Finding nothing, he widens his search, stomping through the base of the tree line where the fire has wilted the evergreens and cooked them all black on one side.

He circles the valley once, and then again higher into the trees. On the third time around he sees something caught in a tree branch, dangling and whipping back and forth in the snowy air. He comes closer and takes it in his hand.

It’s the Vestal’s little wooden cross pendant, the one she wore around her neck, and it’s a sign if it’s anything. He recalls the Pastor Whitfield’s warning not to disdain symbols, and he realizes he does not disdain them at all – though he wishes he knew how to read them. He is illiterate in the language of symbols.

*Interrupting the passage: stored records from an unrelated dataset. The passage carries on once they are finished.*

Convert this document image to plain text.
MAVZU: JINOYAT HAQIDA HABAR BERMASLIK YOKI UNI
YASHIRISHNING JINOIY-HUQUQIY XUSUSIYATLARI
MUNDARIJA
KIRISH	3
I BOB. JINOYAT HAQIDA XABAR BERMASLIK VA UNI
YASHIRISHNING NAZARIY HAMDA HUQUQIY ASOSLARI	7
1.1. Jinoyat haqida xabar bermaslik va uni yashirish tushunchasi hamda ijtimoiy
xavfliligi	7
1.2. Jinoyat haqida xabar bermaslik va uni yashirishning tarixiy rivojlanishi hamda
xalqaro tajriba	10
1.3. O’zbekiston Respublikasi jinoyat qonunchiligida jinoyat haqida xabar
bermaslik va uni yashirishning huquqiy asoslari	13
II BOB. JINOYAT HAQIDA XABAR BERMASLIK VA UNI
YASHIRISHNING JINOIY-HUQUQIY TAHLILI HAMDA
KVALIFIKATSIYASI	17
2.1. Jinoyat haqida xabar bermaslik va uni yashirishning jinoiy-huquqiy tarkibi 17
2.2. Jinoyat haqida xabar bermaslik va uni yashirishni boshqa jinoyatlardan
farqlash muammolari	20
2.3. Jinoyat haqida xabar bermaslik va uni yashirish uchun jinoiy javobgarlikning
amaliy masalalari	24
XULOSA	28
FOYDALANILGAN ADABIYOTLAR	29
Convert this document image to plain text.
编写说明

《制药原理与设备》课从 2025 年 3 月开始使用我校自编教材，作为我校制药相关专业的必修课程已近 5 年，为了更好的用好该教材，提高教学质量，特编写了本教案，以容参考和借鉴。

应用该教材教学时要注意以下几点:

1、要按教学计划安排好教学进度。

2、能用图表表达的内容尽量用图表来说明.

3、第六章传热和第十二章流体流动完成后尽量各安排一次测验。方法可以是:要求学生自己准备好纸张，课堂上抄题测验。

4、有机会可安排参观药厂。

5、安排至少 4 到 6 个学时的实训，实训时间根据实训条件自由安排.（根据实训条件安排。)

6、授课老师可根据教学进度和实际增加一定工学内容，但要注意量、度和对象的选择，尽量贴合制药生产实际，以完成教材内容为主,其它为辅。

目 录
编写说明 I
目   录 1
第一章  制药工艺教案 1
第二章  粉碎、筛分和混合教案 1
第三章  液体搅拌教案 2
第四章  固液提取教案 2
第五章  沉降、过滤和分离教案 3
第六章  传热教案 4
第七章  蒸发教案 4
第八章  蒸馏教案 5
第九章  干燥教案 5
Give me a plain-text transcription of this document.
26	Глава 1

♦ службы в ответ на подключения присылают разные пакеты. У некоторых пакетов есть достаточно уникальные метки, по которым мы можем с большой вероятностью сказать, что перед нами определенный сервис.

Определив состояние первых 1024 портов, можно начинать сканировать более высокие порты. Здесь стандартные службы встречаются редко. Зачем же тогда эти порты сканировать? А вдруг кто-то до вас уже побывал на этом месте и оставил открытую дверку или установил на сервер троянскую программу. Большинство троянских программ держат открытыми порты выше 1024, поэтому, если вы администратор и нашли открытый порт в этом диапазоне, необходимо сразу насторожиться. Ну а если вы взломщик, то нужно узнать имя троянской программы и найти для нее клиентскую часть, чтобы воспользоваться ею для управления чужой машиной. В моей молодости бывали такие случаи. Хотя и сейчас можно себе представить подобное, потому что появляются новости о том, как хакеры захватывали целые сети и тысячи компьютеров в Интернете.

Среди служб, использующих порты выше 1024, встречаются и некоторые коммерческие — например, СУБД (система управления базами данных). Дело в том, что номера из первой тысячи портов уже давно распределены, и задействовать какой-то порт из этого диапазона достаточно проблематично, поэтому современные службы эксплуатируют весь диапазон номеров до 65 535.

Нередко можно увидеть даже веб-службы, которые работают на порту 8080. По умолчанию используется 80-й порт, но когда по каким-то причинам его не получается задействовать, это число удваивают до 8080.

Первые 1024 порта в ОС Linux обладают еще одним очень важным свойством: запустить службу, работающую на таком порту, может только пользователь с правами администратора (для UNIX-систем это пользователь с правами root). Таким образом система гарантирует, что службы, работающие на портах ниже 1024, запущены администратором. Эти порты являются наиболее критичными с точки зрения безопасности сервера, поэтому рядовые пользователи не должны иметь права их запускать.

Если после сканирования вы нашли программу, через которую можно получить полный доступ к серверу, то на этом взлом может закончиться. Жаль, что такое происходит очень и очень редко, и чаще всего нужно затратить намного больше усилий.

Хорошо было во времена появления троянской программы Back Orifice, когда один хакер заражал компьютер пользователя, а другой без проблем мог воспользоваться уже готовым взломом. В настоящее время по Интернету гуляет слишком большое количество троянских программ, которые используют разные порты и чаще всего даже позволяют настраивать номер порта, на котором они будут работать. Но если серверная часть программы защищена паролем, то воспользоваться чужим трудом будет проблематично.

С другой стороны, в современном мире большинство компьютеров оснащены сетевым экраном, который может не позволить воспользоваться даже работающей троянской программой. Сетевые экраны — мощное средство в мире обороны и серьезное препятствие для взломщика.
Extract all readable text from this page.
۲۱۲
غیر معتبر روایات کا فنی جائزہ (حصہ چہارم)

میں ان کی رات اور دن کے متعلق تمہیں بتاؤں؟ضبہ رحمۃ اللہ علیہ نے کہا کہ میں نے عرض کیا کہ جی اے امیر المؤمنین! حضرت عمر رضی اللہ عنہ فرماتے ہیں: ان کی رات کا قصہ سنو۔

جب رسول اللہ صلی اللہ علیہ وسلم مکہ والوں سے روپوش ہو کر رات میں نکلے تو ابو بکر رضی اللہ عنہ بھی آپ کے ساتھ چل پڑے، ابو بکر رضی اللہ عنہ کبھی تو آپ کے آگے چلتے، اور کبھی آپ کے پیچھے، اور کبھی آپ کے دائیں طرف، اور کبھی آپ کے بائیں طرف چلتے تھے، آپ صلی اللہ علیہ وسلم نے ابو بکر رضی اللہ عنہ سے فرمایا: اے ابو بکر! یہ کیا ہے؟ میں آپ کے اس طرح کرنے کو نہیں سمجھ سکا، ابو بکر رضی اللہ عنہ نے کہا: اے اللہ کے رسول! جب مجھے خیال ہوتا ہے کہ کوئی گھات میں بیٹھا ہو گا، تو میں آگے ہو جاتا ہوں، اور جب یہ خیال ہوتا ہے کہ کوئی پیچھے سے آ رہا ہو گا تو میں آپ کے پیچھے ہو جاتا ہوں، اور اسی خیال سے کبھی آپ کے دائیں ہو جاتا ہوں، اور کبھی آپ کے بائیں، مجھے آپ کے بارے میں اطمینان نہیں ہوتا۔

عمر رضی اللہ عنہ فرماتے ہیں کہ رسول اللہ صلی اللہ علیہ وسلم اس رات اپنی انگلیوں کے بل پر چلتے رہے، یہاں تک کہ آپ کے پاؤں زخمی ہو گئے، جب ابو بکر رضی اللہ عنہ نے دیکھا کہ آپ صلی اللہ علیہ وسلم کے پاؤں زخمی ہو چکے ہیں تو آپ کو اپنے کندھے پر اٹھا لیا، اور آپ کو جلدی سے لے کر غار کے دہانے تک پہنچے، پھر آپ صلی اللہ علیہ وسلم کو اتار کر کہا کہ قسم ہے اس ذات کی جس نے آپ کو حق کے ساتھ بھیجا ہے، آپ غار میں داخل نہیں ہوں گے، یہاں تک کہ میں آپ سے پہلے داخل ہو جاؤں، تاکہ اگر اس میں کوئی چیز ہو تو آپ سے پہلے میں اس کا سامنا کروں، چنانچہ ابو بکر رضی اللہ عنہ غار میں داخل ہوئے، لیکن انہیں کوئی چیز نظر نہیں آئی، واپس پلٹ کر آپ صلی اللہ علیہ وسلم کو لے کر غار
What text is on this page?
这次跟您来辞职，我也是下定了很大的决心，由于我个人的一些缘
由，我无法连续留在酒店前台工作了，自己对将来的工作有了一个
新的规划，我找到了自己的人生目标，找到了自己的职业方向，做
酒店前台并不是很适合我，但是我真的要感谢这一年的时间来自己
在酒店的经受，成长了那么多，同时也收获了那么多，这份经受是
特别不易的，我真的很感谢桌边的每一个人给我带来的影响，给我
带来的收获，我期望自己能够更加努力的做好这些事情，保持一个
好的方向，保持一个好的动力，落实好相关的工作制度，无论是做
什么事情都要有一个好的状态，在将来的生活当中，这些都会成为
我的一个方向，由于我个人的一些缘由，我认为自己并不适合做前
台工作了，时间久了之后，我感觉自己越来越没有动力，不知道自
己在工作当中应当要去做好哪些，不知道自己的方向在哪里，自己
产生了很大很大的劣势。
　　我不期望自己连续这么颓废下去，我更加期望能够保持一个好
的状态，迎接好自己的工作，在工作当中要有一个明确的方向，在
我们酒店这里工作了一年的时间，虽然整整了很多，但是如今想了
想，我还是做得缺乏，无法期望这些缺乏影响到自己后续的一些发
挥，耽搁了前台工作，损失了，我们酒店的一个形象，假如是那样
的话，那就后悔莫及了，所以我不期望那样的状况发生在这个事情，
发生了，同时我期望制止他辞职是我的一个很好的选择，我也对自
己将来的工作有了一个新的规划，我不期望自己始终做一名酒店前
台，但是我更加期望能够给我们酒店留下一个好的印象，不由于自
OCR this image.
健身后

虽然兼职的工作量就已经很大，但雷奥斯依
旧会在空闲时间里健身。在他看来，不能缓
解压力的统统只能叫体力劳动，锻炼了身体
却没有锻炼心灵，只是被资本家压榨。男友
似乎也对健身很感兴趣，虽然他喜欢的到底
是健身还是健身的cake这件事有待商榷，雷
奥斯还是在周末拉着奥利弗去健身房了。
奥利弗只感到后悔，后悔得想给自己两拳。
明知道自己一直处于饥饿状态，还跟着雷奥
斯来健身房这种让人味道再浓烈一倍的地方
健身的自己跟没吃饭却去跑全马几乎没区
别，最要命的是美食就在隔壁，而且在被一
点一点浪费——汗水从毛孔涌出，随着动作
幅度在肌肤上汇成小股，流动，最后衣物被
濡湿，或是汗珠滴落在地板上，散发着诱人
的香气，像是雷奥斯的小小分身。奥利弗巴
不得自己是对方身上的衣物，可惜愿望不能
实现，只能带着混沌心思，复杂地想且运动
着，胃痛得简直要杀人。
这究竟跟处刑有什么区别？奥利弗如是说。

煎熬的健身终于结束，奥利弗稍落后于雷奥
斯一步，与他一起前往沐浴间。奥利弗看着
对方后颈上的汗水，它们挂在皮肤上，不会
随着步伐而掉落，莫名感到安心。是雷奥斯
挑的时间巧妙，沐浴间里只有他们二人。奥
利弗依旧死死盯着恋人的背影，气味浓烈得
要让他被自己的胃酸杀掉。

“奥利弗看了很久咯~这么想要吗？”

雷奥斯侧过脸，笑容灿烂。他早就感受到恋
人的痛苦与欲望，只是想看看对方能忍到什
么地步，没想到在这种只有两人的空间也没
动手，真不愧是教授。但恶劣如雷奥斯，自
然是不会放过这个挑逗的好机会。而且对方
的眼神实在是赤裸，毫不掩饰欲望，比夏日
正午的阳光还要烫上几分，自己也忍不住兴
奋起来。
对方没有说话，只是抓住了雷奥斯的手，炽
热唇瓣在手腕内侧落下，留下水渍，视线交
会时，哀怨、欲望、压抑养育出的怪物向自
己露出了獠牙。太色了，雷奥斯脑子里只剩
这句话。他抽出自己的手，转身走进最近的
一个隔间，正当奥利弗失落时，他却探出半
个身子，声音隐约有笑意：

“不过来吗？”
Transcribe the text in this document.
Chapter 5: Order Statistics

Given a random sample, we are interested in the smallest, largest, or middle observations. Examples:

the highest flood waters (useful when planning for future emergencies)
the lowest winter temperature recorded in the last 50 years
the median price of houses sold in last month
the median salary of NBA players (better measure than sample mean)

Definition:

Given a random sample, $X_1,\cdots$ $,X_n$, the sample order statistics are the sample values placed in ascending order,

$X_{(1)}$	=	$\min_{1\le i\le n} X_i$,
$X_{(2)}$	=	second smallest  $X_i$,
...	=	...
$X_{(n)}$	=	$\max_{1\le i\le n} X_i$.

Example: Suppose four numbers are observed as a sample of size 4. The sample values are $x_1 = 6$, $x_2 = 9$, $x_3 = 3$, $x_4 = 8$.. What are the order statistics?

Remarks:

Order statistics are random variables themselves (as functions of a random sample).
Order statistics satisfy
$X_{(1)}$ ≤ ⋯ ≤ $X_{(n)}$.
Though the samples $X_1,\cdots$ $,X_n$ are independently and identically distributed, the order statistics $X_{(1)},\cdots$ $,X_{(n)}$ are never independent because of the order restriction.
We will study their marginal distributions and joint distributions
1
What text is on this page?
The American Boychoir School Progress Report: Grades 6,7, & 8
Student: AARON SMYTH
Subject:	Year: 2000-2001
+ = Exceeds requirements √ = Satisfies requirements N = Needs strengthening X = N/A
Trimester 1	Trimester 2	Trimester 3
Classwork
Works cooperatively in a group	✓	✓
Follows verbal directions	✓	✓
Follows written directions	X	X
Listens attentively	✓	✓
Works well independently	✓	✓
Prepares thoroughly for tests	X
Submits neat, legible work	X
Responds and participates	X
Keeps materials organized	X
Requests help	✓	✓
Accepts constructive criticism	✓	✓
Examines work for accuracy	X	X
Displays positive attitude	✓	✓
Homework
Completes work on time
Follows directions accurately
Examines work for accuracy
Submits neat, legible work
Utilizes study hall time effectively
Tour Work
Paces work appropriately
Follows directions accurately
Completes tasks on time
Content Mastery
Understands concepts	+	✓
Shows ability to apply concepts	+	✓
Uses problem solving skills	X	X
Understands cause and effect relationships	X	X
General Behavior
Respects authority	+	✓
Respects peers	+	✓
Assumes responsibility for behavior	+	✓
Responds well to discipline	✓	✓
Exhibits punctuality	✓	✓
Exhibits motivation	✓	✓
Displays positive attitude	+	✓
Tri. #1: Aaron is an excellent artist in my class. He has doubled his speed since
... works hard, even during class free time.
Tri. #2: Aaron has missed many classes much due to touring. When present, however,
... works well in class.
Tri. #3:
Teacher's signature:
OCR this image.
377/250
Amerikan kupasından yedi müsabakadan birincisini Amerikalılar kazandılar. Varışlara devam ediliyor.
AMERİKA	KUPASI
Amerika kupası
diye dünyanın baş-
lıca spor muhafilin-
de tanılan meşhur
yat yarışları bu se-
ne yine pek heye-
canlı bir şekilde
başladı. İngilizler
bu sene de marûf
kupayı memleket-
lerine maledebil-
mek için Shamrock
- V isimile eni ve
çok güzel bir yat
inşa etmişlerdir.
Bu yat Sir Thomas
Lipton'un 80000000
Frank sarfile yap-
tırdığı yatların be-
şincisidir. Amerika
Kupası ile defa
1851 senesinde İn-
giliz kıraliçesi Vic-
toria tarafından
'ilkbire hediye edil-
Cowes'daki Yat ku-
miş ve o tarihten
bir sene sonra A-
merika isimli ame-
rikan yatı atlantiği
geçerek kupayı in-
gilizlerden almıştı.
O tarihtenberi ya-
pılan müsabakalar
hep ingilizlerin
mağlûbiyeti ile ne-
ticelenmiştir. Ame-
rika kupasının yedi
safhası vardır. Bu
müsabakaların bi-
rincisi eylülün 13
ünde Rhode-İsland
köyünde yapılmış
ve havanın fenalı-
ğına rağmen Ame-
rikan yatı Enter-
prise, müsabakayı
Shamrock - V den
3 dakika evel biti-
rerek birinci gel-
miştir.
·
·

What does the cross mean? That she is alive? That she left it as a breadcrumb for him to follow? That it fell, unknown, from her neck in her escape? Or simply that it was blown off her body in one of the explosions and that she is now part of the dusty ash he breathes into his weary lungs?

Symbols everywhere, and they refuse to be read.

He takes the cross, twining the thin silver chain around his thick, calloused fingers, holding the tiny wooden pendant tight in the meaty palm of his hand. He holds it as though he will never let it go.

Though that, too – the gripping of the cross – that too is a symbol for the speculation of those who know the language.